How to introduce Kernel into Linux Block layer Multi-queue 07/11 Update SLTechnology News&Howtos

How to introduce Kernel into Linux Block layer Multi-queue

2025-07-11 Update From: SLTechnology News&Howtos shulou NAV: SLTechnology News&Howtos > Servers >

Shulou(Shulou.com)05/31 Report--

This article focuses on "how to introduce the kernel into Linux block-layer multi-queue". Interested friends may wish to take a look. The method introduced in this paper is simple, fast and practical. Let's let the editor take you to learn "how to introduce the kernel into the Linux block layer multi-queue".

First, take a look at the multi-queue architecture:

Take read IO as an example, single queue and multiple queues have the same execution path:

Read_pages () {... Blk_start_plug () / * process prepares current storage * / mapping- > BLK_MAX_REQUEST_COUNT-> readpages () / * current storage * / blk_finish_plug () / * process starts to drain * /...} io_schedule () process waits for io to complete (in the blk_mq_make_request () function, the number of request is greater than or equal to 16 request_count > = BLK_MAX_REQUEST_COUNT does not need to call io_schedule () Directly drain to the block device driver)

Mapping- > astatops-> readpages () will always call Q-> make_request_fn ()

Generic_make_request () Q-> make_request_fn () calls blk_queue_bio () or multi-queue blk_queue_make_request () _ _ elv_add_request ()

Why multiple queues are introduced: compared with single queues, there is a soft queue (represented by blk_mq_ctx structure) on each cpu to avoid using spinlock locks when inserting request, and today's high-speed storage devices, such as ssd that supports nvme (I just bought one, is really fast), the access latency is very small.

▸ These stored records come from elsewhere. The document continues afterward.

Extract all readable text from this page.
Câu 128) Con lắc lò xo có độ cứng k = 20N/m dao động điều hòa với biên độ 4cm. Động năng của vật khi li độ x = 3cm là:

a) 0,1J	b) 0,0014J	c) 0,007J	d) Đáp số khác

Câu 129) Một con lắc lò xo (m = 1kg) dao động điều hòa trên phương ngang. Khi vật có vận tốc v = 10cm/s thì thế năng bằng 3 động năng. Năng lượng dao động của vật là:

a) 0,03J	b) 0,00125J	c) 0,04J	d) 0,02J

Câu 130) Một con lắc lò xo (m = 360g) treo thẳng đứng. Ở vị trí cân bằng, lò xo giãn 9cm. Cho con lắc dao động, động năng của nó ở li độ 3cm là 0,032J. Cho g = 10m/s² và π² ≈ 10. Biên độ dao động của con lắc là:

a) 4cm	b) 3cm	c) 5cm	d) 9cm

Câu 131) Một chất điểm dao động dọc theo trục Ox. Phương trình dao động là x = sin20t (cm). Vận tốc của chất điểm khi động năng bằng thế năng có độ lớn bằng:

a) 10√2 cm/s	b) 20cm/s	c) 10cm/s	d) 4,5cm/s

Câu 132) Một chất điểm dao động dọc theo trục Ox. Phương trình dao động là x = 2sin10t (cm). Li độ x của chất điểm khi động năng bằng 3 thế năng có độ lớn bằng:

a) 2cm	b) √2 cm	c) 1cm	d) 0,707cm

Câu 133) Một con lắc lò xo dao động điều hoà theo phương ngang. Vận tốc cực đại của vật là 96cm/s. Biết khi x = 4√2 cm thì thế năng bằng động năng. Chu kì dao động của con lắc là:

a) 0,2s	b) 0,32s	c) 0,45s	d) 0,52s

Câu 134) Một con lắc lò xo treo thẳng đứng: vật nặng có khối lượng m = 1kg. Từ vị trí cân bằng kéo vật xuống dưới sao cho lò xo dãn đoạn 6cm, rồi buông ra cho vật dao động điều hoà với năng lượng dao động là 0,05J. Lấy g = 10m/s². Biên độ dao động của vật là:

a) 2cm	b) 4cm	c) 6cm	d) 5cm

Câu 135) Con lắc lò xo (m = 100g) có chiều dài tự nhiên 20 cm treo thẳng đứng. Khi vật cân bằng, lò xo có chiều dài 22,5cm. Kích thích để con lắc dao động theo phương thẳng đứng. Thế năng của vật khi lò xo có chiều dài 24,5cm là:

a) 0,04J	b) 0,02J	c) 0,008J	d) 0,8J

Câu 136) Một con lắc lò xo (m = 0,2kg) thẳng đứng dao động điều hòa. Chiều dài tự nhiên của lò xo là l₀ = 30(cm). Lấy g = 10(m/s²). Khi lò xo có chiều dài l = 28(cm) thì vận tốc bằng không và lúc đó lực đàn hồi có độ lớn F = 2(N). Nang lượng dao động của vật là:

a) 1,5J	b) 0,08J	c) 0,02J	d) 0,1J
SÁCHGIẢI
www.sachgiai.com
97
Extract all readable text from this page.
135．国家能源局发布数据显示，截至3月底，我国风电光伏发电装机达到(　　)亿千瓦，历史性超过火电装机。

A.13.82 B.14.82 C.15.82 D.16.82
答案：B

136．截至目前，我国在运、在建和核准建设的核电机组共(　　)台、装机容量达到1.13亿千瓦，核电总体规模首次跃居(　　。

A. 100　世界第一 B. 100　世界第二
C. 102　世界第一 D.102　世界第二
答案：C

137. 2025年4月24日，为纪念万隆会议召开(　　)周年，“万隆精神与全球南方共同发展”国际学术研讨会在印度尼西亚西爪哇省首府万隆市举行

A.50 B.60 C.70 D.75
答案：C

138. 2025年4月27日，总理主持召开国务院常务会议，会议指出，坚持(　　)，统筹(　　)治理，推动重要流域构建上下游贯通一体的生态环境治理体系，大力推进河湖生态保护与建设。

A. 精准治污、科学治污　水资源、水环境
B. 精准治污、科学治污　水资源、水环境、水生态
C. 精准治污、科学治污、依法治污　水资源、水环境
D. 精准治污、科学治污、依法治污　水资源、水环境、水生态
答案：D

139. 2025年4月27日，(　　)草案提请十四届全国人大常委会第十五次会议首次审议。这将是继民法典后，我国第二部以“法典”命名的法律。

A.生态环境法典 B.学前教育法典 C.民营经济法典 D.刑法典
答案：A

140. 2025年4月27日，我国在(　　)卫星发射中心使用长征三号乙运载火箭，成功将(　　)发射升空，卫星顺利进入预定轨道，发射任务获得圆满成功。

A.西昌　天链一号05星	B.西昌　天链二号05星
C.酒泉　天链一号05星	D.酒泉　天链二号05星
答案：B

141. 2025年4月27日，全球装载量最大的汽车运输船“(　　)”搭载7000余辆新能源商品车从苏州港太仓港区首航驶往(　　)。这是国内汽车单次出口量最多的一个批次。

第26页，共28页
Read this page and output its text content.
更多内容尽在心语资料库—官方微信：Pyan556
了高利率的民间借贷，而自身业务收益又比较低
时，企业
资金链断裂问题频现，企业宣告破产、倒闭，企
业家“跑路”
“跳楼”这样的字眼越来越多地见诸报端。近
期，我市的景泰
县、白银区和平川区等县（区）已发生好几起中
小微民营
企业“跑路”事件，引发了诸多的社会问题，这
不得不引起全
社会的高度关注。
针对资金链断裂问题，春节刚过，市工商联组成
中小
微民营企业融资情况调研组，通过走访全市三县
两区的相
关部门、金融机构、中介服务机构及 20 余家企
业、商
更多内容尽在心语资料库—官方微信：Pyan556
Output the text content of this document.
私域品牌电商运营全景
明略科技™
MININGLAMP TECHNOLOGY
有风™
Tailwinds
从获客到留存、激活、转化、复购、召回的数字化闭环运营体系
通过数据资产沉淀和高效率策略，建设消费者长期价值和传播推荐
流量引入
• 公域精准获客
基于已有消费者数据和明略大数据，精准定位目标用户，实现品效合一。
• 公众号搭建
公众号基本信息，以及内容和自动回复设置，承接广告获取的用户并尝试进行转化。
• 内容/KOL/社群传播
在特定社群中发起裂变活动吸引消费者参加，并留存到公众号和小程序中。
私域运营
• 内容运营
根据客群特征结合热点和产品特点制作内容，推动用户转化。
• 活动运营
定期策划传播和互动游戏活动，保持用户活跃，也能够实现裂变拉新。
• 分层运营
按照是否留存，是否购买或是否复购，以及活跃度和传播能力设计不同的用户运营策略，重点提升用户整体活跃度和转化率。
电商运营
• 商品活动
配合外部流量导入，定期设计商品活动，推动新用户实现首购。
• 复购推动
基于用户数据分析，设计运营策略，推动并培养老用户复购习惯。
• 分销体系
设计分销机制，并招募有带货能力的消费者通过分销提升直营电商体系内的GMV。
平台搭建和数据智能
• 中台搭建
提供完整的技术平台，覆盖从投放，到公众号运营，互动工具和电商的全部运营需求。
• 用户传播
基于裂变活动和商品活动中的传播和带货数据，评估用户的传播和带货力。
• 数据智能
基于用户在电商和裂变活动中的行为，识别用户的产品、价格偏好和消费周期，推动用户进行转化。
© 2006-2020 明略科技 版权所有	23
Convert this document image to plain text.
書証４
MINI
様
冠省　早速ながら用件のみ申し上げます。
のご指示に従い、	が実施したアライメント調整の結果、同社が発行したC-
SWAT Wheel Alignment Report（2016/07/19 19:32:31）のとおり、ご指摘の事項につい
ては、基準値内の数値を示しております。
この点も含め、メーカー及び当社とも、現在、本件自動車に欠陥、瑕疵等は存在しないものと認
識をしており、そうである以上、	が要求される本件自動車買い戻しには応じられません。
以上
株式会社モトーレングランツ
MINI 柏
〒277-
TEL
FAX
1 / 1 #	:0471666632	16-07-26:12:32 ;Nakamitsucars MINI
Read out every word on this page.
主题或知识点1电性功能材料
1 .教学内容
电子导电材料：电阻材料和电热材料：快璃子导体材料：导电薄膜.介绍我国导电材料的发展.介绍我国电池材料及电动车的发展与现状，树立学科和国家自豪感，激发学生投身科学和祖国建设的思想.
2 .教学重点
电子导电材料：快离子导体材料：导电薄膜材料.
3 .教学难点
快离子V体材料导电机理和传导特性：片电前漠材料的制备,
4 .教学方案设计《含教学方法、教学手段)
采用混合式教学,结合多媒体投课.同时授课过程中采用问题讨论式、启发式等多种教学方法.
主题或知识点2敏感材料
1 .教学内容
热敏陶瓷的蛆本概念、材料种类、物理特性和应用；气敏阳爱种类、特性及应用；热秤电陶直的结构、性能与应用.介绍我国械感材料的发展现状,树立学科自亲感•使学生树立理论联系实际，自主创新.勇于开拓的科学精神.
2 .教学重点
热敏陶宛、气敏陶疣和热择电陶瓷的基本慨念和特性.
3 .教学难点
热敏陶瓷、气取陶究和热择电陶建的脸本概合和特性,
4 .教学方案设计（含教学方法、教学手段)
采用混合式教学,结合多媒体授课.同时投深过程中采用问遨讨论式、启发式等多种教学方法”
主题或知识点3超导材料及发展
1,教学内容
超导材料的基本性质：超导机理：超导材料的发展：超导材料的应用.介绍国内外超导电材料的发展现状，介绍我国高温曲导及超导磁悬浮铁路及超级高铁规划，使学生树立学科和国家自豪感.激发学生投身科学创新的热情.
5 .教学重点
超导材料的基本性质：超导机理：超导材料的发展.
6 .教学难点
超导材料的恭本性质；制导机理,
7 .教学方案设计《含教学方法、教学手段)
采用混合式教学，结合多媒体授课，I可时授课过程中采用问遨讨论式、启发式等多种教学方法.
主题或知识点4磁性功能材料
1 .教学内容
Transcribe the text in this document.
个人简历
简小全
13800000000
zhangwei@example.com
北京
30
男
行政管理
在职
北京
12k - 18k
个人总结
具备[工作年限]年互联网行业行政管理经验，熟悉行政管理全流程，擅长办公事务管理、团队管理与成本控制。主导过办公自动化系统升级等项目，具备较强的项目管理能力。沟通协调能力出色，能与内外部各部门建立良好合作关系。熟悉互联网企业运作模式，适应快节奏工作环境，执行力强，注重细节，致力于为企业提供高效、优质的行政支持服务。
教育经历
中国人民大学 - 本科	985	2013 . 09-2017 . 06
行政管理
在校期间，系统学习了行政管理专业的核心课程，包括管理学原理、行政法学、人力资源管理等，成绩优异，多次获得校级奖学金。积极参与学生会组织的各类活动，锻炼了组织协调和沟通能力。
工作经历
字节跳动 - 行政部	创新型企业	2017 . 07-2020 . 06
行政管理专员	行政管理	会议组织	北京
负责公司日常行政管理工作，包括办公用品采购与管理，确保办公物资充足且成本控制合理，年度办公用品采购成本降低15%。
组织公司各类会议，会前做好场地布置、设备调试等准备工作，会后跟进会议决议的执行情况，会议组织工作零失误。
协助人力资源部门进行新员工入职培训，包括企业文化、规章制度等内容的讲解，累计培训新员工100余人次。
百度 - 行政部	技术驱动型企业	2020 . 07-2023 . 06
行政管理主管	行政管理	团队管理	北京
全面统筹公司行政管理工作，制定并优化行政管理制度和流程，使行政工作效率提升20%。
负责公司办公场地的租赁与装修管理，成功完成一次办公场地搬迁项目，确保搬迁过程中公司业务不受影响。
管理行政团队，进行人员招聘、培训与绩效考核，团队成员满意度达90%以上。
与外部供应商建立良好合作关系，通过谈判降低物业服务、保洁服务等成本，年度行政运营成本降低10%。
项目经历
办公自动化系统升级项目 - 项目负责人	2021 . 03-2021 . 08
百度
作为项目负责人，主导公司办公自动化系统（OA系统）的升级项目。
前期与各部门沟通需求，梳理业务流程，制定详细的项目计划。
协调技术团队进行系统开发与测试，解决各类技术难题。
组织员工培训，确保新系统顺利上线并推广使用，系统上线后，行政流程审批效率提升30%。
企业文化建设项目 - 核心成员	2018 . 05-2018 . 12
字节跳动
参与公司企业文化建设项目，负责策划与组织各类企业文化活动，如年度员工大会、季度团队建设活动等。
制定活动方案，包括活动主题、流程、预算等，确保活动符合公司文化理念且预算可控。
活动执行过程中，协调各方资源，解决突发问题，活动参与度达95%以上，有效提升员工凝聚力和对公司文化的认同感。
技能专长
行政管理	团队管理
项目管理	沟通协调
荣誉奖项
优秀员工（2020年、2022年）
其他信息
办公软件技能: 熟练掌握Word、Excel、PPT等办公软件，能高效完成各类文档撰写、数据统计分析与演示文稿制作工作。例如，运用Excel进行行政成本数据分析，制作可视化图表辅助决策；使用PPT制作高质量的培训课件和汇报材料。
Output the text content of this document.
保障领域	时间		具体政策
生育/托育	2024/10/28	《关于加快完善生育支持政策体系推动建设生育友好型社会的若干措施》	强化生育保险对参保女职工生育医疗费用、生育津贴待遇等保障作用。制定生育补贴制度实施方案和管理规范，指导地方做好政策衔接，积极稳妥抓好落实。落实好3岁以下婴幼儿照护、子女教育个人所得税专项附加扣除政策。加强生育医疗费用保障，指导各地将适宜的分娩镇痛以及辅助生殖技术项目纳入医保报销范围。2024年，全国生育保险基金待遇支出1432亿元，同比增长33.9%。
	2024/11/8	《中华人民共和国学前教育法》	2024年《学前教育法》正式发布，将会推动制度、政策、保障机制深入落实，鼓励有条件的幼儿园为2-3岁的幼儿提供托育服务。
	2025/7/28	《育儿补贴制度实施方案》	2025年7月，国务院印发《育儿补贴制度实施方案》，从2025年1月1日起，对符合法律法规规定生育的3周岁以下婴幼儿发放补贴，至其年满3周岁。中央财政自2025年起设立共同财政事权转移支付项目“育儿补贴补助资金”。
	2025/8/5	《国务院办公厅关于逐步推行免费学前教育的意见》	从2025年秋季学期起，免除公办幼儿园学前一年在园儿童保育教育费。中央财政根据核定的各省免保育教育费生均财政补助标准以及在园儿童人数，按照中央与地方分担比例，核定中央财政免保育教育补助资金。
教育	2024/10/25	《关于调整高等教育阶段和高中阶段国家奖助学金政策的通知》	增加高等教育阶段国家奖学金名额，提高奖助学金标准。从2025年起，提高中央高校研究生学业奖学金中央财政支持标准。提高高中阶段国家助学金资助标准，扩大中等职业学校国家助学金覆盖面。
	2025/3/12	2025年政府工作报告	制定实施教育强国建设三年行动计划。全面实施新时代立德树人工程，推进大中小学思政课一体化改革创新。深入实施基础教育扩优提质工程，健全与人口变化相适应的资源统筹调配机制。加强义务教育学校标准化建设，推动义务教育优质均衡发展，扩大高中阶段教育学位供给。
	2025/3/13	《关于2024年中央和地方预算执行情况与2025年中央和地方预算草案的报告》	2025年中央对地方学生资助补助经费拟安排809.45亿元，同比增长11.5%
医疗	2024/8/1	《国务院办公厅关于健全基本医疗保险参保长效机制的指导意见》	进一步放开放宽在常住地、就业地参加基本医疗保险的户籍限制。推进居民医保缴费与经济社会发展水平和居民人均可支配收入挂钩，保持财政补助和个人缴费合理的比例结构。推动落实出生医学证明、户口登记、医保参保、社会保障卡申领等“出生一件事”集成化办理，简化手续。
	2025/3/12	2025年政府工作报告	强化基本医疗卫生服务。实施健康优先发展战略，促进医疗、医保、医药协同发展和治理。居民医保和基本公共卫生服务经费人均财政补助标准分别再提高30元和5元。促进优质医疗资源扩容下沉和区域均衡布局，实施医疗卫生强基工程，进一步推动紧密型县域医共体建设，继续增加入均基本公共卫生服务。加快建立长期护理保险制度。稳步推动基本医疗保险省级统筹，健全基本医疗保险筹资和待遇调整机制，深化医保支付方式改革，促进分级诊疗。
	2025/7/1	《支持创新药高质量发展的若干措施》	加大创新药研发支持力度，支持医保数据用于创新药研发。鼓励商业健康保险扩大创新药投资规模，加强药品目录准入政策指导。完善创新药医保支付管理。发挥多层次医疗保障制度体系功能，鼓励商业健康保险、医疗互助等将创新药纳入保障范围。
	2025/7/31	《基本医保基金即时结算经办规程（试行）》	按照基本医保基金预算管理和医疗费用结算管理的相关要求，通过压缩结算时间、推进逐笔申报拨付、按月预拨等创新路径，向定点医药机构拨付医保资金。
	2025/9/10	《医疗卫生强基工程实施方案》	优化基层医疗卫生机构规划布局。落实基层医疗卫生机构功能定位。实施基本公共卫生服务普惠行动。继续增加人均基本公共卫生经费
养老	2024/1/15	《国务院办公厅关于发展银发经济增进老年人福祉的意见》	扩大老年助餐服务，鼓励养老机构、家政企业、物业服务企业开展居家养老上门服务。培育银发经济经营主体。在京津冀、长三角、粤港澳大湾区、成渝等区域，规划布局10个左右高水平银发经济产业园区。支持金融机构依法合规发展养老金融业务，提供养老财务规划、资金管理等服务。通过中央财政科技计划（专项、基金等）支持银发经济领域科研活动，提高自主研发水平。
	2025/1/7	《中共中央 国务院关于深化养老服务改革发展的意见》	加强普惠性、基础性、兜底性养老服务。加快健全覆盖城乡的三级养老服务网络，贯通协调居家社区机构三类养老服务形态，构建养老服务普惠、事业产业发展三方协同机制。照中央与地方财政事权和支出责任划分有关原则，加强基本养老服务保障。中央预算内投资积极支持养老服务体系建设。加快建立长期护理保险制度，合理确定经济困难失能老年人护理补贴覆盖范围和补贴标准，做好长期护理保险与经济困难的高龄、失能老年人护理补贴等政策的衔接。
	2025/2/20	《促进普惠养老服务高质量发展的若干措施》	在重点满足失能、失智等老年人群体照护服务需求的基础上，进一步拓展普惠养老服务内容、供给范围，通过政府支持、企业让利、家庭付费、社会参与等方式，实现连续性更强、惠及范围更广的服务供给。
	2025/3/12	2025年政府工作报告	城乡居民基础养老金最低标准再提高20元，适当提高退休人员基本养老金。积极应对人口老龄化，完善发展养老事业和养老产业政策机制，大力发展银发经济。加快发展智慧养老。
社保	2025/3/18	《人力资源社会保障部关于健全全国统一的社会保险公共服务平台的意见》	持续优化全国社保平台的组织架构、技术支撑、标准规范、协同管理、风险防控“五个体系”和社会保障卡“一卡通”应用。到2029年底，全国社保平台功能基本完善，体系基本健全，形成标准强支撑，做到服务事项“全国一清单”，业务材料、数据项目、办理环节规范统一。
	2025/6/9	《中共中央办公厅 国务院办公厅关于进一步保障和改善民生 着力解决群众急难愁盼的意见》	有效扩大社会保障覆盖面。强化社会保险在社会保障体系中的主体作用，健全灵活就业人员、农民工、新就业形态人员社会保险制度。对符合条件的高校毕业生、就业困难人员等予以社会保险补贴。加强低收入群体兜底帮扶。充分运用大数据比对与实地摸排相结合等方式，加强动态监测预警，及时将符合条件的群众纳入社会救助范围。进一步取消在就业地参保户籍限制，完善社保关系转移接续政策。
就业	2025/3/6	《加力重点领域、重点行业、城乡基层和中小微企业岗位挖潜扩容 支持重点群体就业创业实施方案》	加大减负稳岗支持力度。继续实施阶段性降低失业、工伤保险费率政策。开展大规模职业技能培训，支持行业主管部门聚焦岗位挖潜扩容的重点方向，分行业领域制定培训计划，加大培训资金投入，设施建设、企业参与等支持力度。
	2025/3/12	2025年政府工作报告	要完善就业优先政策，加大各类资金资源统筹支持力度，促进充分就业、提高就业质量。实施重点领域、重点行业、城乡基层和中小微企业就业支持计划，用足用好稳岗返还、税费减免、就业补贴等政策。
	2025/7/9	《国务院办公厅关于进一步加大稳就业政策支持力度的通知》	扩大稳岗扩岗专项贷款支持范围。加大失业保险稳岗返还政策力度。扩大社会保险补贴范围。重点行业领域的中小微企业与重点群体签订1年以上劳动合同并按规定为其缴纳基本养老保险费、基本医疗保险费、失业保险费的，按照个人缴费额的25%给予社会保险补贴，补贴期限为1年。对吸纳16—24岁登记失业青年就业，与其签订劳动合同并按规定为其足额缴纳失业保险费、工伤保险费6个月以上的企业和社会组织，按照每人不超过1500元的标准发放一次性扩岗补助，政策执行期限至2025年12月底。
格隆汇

And the hardware itself supports multi-queues (the introduced multi-queues replace request_queue- > delay_work with each hardware queue hctx- > delayed_work) the previous single-queue architecture can no longer drain its performance and has become an encumbrance. When a single queue inserts request and leaks to a block device driver, there is always a global spinlock lock on the request_queue, which makes people want to directly bypass the block layer.

The global spinlock lock on request_queue is used when a single queue is inserted into request

Blk_queue_bio () {... Spin_lock_irq (Q-> queue_lock); elv_merge () spin_lock_irq (Q-> queue_lock);...}

The global spinlock lock on request_queue is also used when a single queue is leaked to a block device driver:

Struct request_queue * blk_alloc_queue_node () INIT_DELAYED_WORK (& Q-> delay_work, blk_delay_work); blk_delay_work () _ blk_run_queue () Q-> request_fn (Q)

The _ _ blk_run_queue () function must be in the queue lock, that is, spin_lock_irq (Q-> queue_lock)

Blk_run_queue-run a single device queue 282 * @ Q: The queue to run 283 * 284 * Description: 285 * See @ blk_run_queue. This variant must be called with the queue lock 286 * held and interrupts disabled. 287 * / 288 void _ blk_run_queue (struct request_queue * Q) 289 {290 if (unlikely (blk_queue_stopped (Q) 291 return; 292 293 _ blk_run_queue_uncond (Q); 294}

The spinlock lock is not used when multiple queues are inserted into request:

Blk_mq_insert_requests () _ blk_mq_insert_request () struct blk_mq_ctx * ctx = rq- > mq_ctx; (blk_mq_ctx on each cpu) list_add_tail (& rq- > queuelist, & ctx- > rq_list)

The multi-queue drain to the block device driver also does not use spinlock locks:

Static int blk_mq_init_hw_queues () INIT_DELAYED_WORK (& hctx- > delayed_work, blk_mq_work_fn); 708 static void blk_mq_work_fn (struct work_struct * work) 709 {710 struct blk_mq_hw_ctx * hctx; 711712 hctx = container_of (work, struct blk_mq_hw_ctx, delayed_work.work) 713 _ _ blk_mq_run_hw_queue (hctx); 714} _ blk_mq_run_hw_queue () has no spinlock lock Q-> mq_ops- > queue_rq (hctx, rq); execute the-> queue_rq () callback function on multiple queues

The performance improvement of the system after using multiple queues can be seen from the following figure:

(I have not tested the performance myself, so it should be consistent with the following figure in terms of objective imagination:)

At this point, I believe you have a deeper understanding of "how to introduce the kernel into Linux block-layer multi-queue". You might as well do it in practice. Here is the website, more related content can enter the relevant channels to inquire, follow us, continue to learn!

Welcome to subscribe "Shulou Technology Information " to get latest news, interesting things and hot topics in the IT industry, and controls the hottest and latest Internet news, technology news and IT industry trends.

*The comments in the above article only represent the author's personal views and do not represent the views and positions of this website. If you have more insights, please feel free to contribute and share.